Пушкин интересовался Петром всю свою жизнь. Первый российский император — герой «Полтавы», его фигура сводит с ума бедного Евгения в «Медном всаднике». Исследование «История Петра» должно было подвести итог пушкинским изысканиям и размышлениям о фигуре первого русского императора. Не случилось, смерть прервала работу. Александр Сергеевич оставил нам только подготовительные тексты, снабженные редкими (но оттого еще более ценными) ремарками.
Всю известную ему информацию (взятую из ряда исторических источников) Пушкин расположил в хронологическом порядке, начиная с рождения Петра. Если сведений было много, то Александр Сергеевич расписывал действия императора буквально по дням. На мой взгляд, большое значение имеет не только написанное, но и недосказанное. Например, в последних строках главки 1698 (июль) он коротко пишет: «Начались казни… Лефорт старался укротить рассвирепевшего царя. Многие стрельцы были спасены его ходатайством и разосланы в Сибирь, Астрахань, Азов и проч.». Между тем существует немало данных о том, как казнились стрельцы. Почему Пушкин их не использовал?

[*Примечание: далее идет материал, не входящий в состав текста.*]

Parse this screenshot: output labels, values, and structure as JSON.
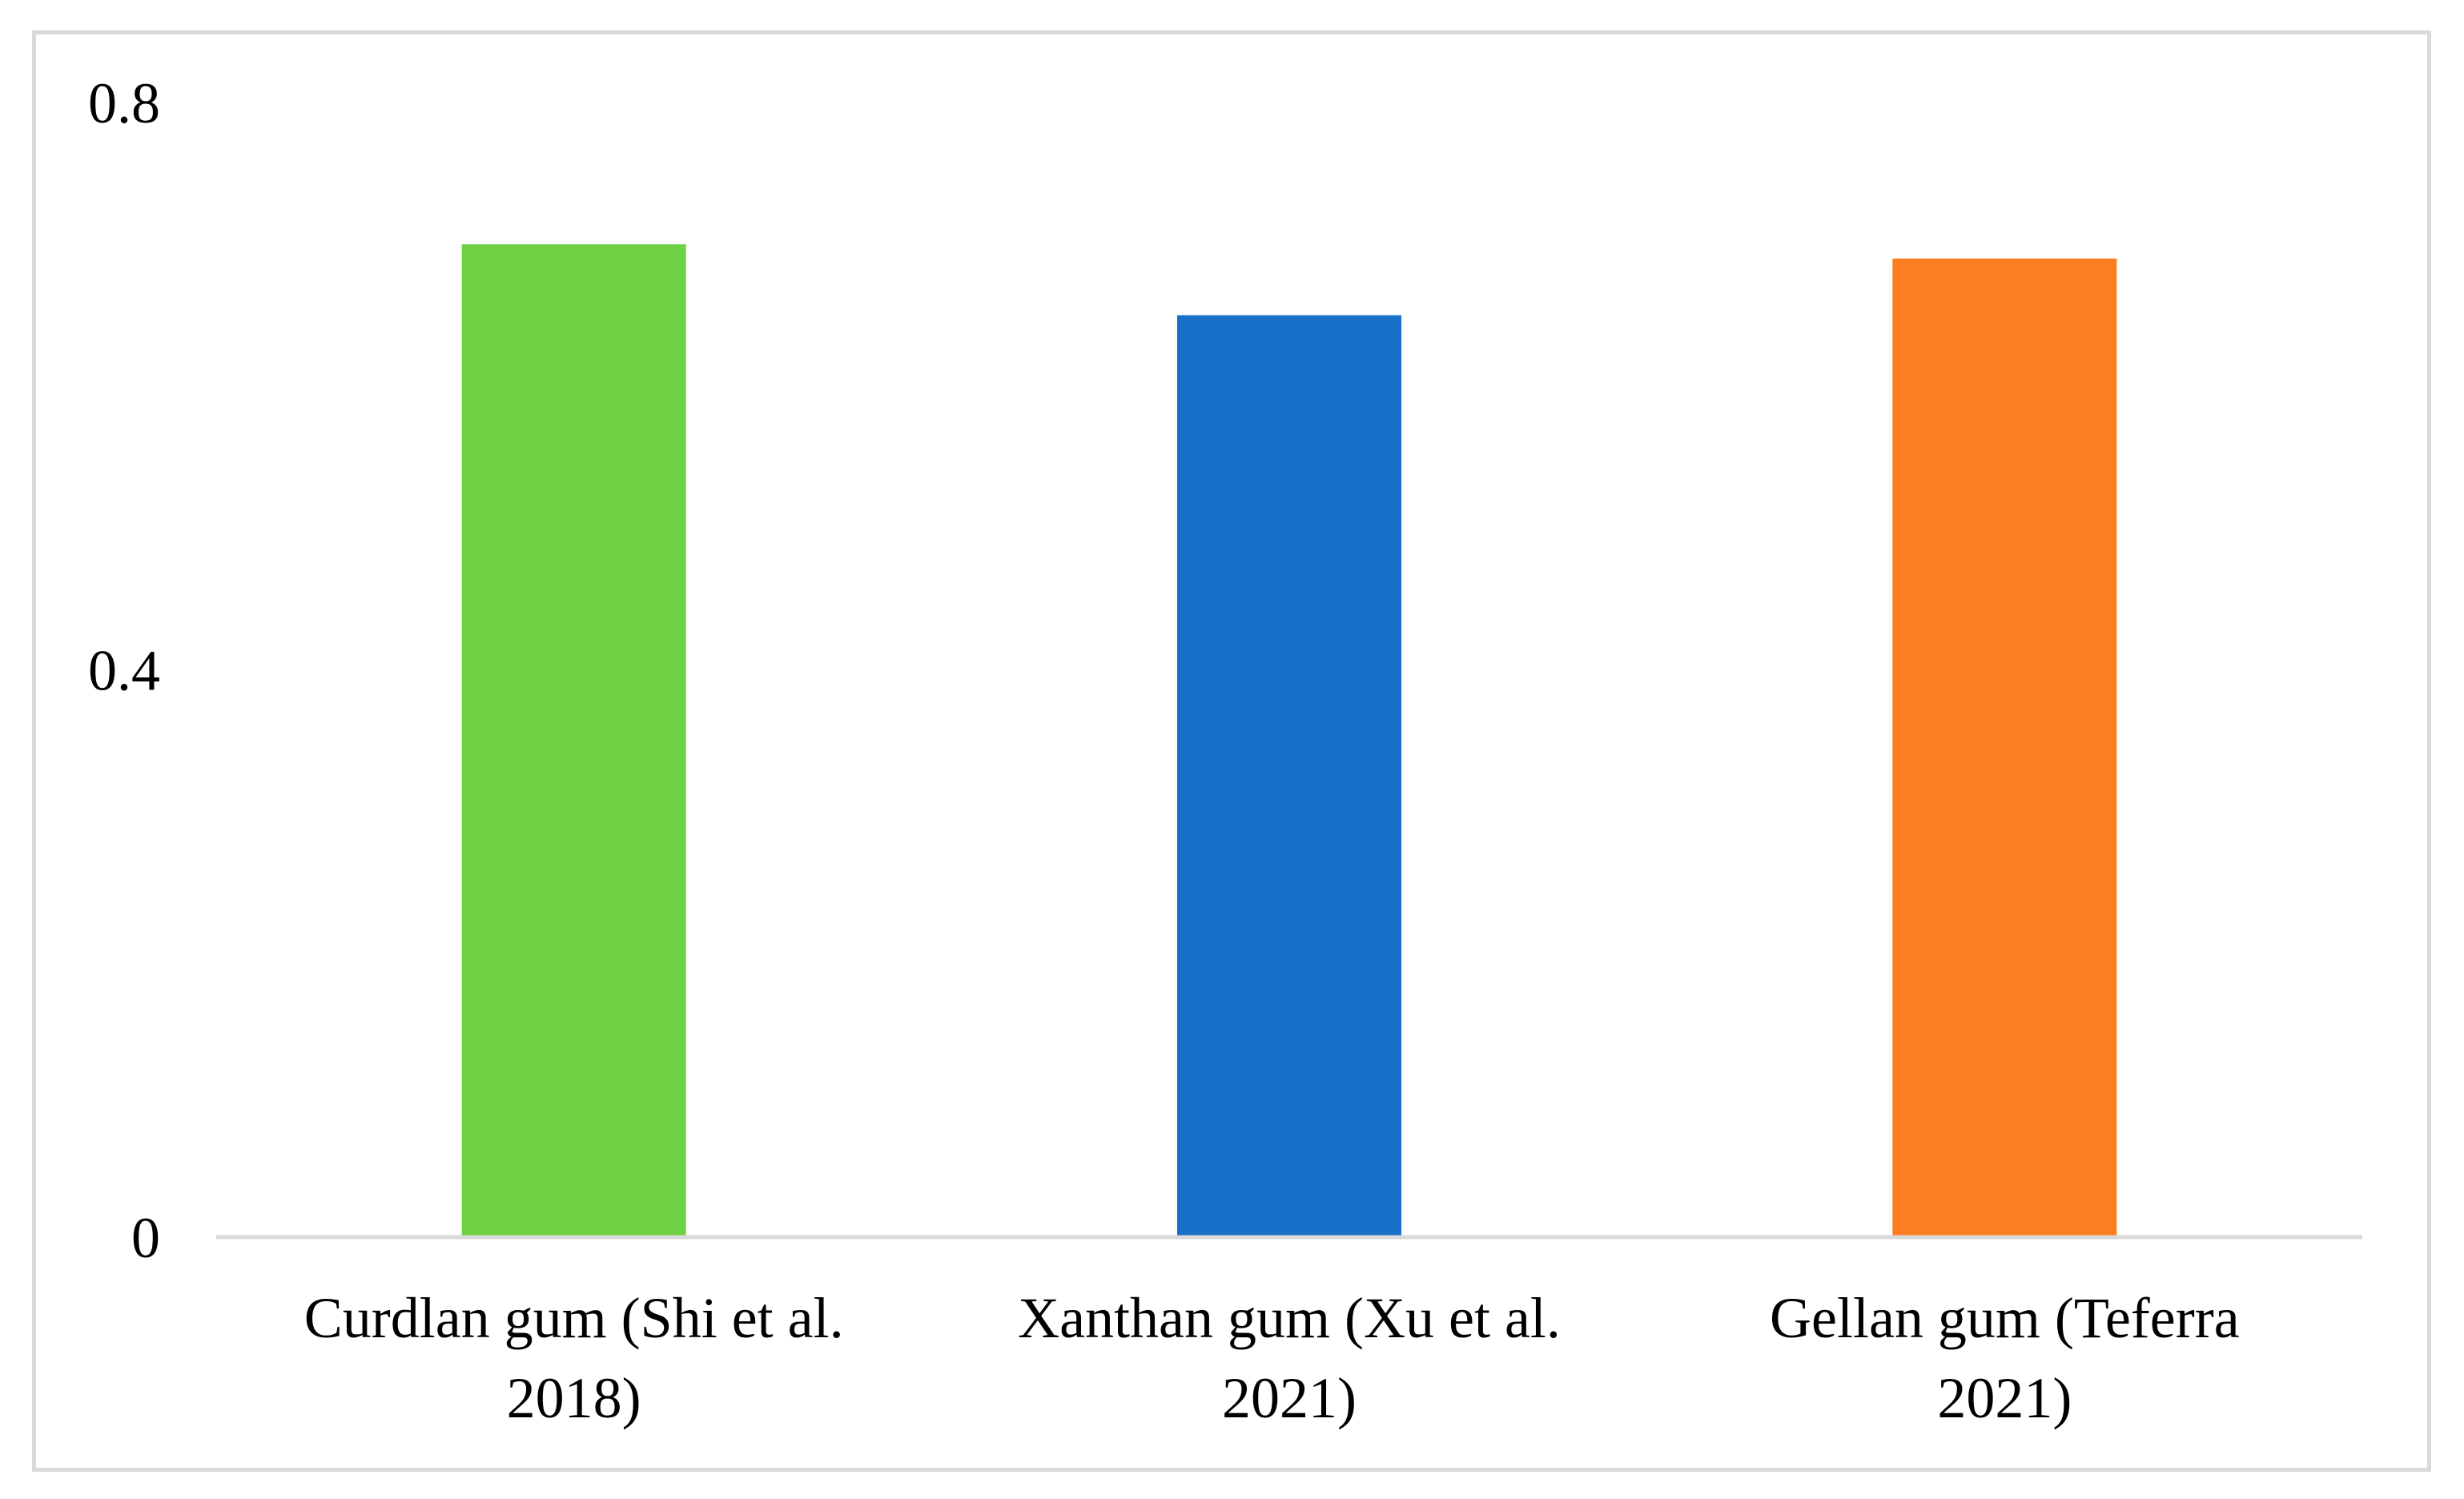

В «Стансах» (1826 год) Пушкин писал, адресуясь к Николаю I: «В надежде славы и добра / Гляжу вперед я без боязни: / Начало славных дней Петра / Мрачили мятежи и казни». Эта оценка — «славные дни» — считается основной в творчестве Александра Сергеевича. Но от нее до «Истории Петра» целых десять лет, наполненных изысканиями и раздумьями.
К сожалению, мы можем только гадать, как Пушкин оценил бы деятельность Петра в итоге. Косвенно отношение проявляется в эпитетах, относящихся к указам императора. Чаще всего Александр Сергеевич называет их «тиранскими», порой «жестокими», раз — «превосходящий варварством все прежние».

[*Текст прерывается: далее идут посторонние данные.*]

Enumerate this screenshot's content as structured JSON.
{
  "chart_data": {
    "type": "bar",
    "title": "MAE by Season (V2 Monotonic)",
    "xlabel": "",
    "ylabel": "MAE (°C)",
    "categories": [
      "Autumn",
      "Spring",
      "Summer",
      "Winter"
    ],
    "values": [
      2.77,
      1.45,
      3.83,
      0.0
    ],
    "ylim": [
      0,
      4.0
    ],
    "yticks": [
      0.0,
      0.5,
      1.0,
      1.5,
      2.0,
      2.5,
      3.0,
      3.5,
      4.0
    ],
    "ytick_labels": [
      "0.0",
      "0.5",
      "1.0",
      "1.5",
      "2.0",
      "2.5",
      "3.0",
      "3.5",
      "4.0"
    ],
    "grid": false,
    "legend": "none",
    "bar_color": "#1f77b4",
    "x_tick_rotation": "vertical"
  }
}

Интересна в этом плане заметка Пушкина, отнесенная к 1721 году: «Достойна удивления разность между государственными учреждениями Петра Великого и временными его указами. Первые суть плоды ума обширного, исполненного доброжелательства и мудрости, вторые нередко жестоки, своенравны и, кажется, писаны кнутом. Первые были для вечности, или по крайней мере для будущего, вторые вырвались у нетерпеливого самовластного помещика. NB. (Это внести в Историю Петра, обдумав)».
Остается сетовать на судьбу, которая рукой Дантеса оборвала жизнь Пушкина, лишив нас в том числе и оконченной «Истории Петра».